Kolektifin bir modülü olan 25 yaşındaki küratör Anna Potyomkina, “Birçok sanatçı dostumuz savaştaki rollerini sorguluyor. Ellerine bir silah alıp savaşmaları gerektiğini düşünüyorlar” dedi ve ekledi:
“Ancak Rusya, müzeleri ve stüdyoları bombalarken yeni eserler yaratmak da direnişin büyük ve gerekli bir parçası”

GERİYE KALAN TEK ŞEY FELAKET
Lviv’de yaşayan performans sanatkarı ve ressam Yaryna Shumska, kendisini ‘nesnelerin ve görünmez kıssalarının tarihçisi’ olarak tanımlıyor. Shumska’nın Lviv’den kaçmak zorunda kaldığı takdirde, yapıtlarını oldukları yerde bırakıp bombaların öteki bir yere düşmesini dilemekten öteki talihi yok.
Kimileri Ekim ayında vefat eden kocasına ithaf edilmiş, muazzam tablolarla dolu stüdyosunda umutsuzca bekleyen Shumska, “Arkadaşımın Harkiv’deki stüdyosu bombalandı ve geriye kalan tek şey bir felaketti. Kendinize sorulması epeyce sıkıntı bir soruyu sormanız gerekiyor: Adeta vücudumun bir uzantısı üzere olan işime veda edebilir miyim?” diye konuştu.
‘TÜM REKABETLER BEKLEMEDE’
Bundan sonra Ukrayna’daki kültür ve sanat yapıtlarının ne kadarının hayatta kalacağı büsbütün bombaların nereye düştüğüne bağlı olacak.
Lipatov, Odessa’nın 123 yıllık Hoş Sanatlar Müzesi’nin çok narin olduğunu ve çarçabuk yanabileceğini söyledi. Ivano-Frankivsk’teki sığınak da bombalara dayanabilecek üzere değil. Direkt isabet alması halinde, orada saklanan yüzlerce eser paramparça olabilir. En güzel senaryoda bile yapıtların yalnızca birkaçı kurtarılabilir üzere görünüyor.
Fakat yeniden de herkes elinden geleni yapmaya çalışıyor.

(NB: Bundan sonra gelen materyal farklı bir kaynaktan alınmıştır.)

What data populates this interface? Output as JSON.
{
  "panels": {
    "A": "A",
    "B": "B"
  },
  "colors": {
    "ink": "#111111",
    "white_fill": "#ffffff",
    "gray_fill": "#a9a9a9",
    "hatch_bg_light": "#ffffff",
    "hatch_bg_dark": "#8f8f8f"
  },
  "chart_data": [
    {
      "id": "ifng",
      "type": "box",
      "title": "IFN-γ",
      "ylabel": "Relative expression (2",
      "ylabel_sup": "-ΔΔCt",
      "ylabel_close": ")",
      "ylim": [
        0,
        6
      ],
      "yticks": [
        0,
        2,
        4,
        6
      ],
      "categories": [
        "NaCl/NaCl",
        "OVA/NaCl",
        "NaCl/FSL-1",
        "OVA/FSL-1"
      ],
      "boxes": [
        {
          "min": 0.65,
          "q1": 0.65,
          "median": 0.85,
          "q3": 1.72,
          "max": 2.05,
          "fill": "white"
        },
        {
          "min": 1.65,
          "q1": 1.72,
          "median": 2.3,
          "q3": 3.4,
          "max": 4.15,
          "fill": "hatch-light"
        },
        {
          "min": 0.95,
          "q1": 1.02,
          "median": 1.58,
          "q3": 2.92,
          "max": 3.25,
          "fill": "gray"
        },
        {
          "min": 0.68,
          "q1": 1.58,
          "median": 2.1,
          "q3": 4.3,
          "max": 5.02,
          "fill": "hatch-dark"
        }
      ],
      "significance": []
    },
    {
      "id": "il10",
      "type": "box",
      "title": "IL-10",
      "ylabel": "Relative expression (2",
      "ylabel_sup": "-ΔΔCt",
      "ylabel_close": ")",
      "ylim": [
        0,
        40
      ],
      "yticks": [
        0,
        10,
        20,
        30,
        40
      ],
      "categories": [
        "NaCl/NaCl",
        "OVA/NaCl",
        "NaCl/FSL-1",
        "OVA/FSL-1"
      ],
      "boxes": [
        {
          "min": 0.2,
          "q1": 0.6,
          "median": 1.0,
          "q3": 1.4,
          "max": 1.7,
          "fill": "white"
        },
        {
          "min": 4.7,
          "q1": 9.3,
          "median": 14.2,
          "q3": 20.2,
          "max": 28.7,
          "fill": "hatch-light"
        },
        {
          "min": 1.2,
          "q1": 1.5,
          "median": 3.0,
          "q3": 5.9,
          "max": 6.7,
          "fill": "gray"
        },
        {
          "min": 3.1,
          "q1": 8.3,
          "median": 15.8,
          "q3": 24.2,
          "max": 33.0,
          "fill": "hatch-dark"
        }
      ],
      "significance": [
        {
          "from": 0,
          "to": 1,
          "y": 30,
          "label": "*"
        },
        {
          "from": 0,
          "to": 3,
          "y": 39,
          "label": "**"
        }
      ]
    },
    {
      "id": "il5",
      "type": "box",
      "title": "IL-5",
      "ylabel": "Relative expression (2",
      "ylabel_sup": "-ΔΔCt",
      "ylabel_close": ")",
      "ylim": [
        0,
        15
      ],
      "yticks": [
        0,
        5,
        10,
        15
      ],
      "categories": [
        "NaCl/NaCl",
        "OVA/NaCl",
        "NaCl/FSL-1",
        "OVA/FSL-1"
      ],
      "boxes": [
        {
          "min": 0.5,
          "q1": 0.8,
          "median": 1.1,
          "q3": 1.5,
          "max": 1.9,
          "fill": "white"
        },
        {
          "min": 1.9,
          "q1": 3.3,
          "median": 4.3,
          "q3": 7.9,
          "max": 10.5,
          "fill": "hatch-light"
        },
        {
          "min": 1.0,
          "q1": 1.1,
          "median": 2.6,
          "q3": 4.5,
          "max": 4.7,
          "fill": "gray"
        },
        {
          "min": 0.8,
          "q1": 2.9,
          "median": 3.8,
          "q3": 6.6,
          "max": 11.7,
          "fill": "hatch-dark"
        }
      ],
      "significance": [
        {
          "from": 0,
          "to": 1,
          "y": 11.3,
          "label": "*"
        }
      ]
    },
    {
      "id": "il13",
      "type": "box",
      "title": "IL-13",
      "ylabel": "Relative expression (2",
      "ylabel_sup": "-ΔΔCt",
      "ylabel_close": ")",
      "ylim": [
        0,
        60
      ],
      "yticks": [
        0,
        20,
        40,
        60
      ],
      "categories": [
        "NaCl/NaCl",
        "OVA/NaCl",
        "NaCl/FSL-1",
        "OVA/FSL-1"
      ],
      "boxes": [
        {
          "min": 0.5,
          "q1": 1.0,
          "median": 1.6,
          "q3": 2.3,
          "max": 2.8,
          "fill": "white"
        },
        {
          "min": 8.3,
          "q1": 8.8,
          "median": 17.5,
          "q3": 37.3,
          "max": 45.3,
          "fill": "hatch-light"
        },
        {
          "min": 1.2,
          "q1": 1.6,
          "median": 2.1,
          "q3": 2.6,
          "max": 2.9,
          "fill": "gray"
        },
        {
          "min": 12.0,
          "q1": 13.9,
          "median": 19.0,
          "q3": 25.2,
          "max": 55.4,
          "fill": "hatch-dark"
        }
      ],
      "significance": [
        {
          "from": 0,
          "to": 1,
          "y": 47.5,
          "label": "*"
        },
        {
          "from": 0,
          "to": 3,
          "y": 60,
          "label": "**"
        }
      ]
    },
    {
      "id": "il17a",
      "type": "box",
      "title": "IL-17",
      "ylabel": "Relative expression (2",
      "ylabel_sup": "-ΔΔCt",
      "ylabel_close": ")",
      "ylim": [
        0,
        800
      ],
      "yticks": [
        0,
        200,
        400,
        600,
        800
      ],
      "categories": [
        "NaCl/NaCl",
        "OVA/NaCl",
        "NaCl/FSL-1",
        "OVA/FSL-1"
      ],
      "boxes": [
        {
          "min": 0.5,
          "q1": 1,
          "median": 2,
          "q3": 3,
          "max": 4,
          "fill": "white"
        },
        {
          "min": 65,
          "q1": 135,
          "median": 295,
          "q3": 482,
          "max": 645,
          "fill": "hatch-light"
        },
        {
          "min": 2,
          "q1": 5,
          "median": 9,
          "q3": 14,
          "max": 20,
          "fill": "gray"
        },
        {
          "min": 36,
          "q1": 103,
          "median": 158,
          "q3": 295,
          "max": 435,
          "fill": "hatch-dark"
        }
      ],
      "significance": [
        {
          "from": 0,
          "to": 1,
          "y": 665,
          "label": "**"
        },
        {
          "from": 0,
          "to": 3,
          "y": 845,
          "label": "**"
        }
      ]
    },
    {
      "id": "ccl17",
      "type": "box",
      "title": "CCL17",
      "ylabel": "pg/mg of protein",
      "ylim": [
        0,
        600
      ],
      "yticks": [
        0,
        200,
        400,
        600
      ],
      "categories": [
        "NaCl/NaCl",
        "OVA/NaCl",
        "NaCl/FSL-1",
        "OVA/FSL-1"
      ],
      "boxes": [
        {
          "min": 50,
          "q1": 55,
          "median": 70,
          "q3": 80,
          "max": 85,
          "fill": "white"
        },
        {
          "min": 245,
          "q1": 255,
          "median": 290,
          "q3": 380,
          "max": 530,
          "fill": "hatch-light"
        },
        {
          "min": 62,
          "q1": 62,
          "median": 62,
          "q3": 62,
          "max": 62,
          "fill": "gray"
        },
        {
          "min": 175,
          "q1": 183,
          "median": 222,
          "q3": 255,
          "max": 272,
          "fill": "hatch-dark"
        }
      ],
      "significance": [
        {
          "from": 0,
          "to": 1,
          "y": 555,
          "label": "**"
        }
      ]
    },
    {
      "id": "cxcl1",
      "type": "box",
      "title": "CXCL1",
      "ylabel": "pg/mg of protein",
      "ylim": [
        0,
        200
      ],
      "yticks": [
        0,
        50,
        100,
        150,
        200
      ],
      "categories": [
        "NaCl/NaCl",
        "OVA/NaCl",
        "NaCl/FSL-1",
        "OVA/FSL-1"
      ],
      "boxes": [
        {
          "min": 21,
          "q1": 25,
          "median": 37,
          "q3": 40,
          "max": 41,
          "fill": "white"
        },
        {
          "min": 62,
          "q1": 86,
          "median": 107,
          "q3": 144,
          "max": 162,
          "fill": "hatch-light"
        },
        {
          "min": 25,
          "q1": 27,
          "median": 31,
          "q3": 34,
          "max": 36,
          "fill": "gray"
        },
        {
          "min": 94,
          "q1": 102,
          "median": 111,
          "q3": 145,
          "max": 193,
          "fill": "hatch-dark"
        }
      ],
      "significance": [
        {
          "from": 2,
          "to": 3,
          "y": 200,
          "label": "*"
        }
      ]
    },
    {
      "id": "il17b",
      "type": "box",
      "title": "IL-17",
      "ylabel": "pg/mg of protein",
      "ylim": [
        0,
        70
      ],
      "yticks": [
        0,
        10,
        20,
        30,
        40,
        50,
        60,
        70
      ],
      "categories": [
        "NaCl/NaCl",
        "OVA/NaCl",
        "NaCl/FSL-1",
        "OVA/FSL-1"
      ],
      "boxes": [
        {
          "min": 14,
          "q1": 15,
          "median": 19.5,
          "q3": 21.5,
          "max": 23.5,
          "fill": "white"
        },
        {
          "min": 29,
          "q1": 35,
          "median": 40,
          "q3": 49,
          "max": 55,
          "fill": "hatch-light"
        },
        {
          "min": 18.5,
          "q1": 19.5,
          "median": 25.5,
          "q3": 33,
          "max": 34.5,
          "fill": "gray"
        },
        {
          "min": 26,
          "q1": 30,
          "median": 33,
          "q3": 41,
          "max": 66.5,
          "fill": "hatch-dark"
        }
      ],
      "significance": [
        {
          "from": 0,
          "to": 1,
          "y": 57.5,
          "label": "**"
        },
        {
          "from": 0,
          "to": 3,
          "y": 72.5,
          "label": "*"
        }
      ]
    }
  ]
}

Potyomkina, “Şu anda yapabileceğimiz tek şey bu” dedi ve ekledi: “Şu anda kimse ünlü değil, kimse kimseyi kıskanmıyor, kimsenin sanatı başkasınınkinden daha değerli değil. Tüm rekabetler ve varoluşsal krizler beklemede. Elimizden gelen her şeyi yapmazsak, hepsini kaybetme riskimiz var.”
Washington Post’ta yayımlanan ‘All arka must go underground: Ukraine scrambles to shield its cultural heritage’ isimli yazıdan derlenmiştir.